Deputy Thomas Pringle says the people should have been allowed to vote on constitutional protections for economic, social and cultural rights.
The Donegal TD said: “It’s very disappointing, but not surprising, that the Government would delay my bill, which would give people their say on enshrining fundamental economic, social and cultural rights in the Constitution.
“If, as the government says, there is no need for these rights to be protected, why won’t the Government put the question to the people? This shouldn’t be about party politics. This is about human rights.
“Our campaign to secure protections for these rights will continue.”
The Dáil voted 85-58 on Thursday afternoon to defer Deputy Pringle’s bill, Thirty-Seventh Amendment of The Constitution (Economic, Social and Cultural Rights) Bill 2018, for 18 months.

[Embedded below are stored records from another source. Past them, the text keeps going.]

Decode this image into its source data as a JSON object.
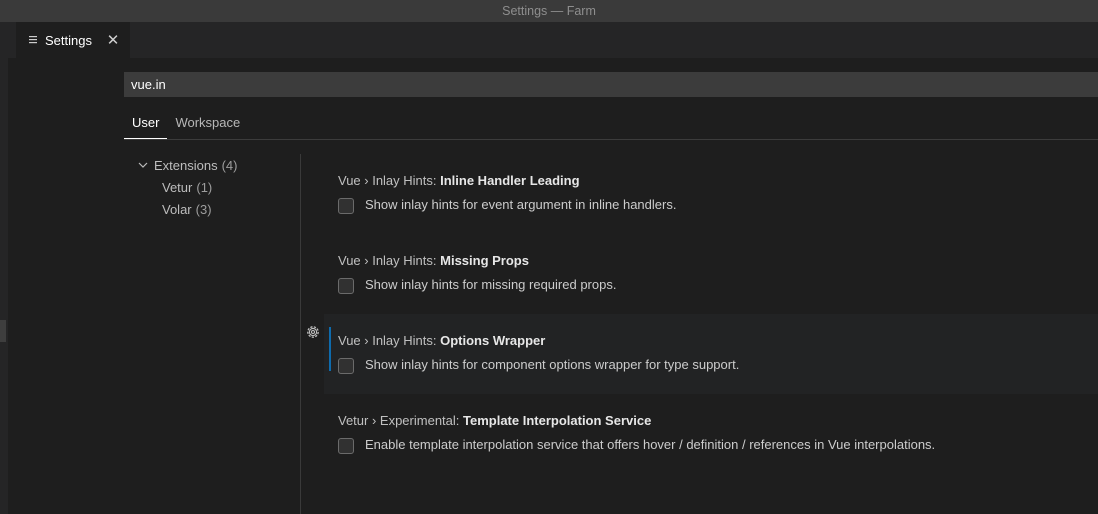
{
  "window": {
    "title": "Settings — Farm"
  },
  "tab": {
    "label": "Settings",
    "icon": "hamburger-icon",
    "close_icon": "close-icon"
  },
  "search": {
    "value": "vue.in"
  },
  "scope_tabs": [
    {
      "label": "User",
      "active": true
    },
    {
      "label": "Workspace",
      "active": false
    }
  ],
  "toc": {
    "group": {
      "label": "Extensions",
      "count": "(4)",
      "icon": "chevron-down-icon"
    },
    "items": [
      {
        "label": "Vetur",
        "count": "(1)"
      },
      {
        "label": "Volar",
        "count": "(3)"
      }
    ]
  },
  "settings": [
    {
      "category": "Vue › Inlay Hints: ",
      "name": "Inline Handler Leading",
      "description": "Show inlay hints for event argument in inline handlers.",
      "checked": false
    },
    {
      "category": "Vue › Inlay Hints: ",
      "name": "Missing Props",
      "description": "Show inlay hints for missing required props.",
      "checked": false
    },
    {
      "category": "Vue › Inlay Hints: ",
      "name": "Options Wrapper",
      "description": "Show inlay hints for component options wrapper for type support.",
      "checked": false,
      "focused": true
    },
    {
      "category": "Vetur › Experimental: ",
      "name": "Template Interpolation Service",
      "description": "Enable template interpolation service that offers hover / definition / references in Vue interpolations.",
      "checked": false
    }
  ],
  "colors": {
    "accent": "#0e6bad",
    "background": "#1e1e1e",
    "input_background": "#3c3c3c"
  }
}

Green Party TDs were part of the Government vote to defer, even though Ministers Eamon Ryan and Catherine Martin supported the same bill when Deputy Pringle brought it to the 32nd Dáil and the Green Party was in opposition.
Opposition parties and members last month joined with Deputy Pringle in voicing opposition to the Government amendment to delay the second reading of the bill.
Deputy Pringle said: “The Government called for the delay to allow for greater analysis. But we signed up to the International Covenant on Economic, Social and Cultural Rights in 1973, and ratified it in 1989.
“How much time does this Government need?” he asked.
The Government in 2012 signed the optional protocol to the international covenant, which provides for a complaints procedure for people who believe economic, social or cultural rights have been violated. But the protocol was never ratified.
Deputy Pringle said: “Signing the optional protocol means nothing without ratification.
“More than 11 countries, including such ‘radical’ countries as Germany, Portugal and Finland, have these rights protected in their constitutions. Why can’t we do it here?”
This is the third time that Deputy Pringle has introduced a Private Member’s Bill that would lead to a referendum on constitutional protections for those rights, such as housing, education and health.
Deputy Pringle said: “It is the people’s Constitution. Let them have their say.”
The deputy is also urging the public to sign an online petition in support of the bill before it comes back before the Dáil.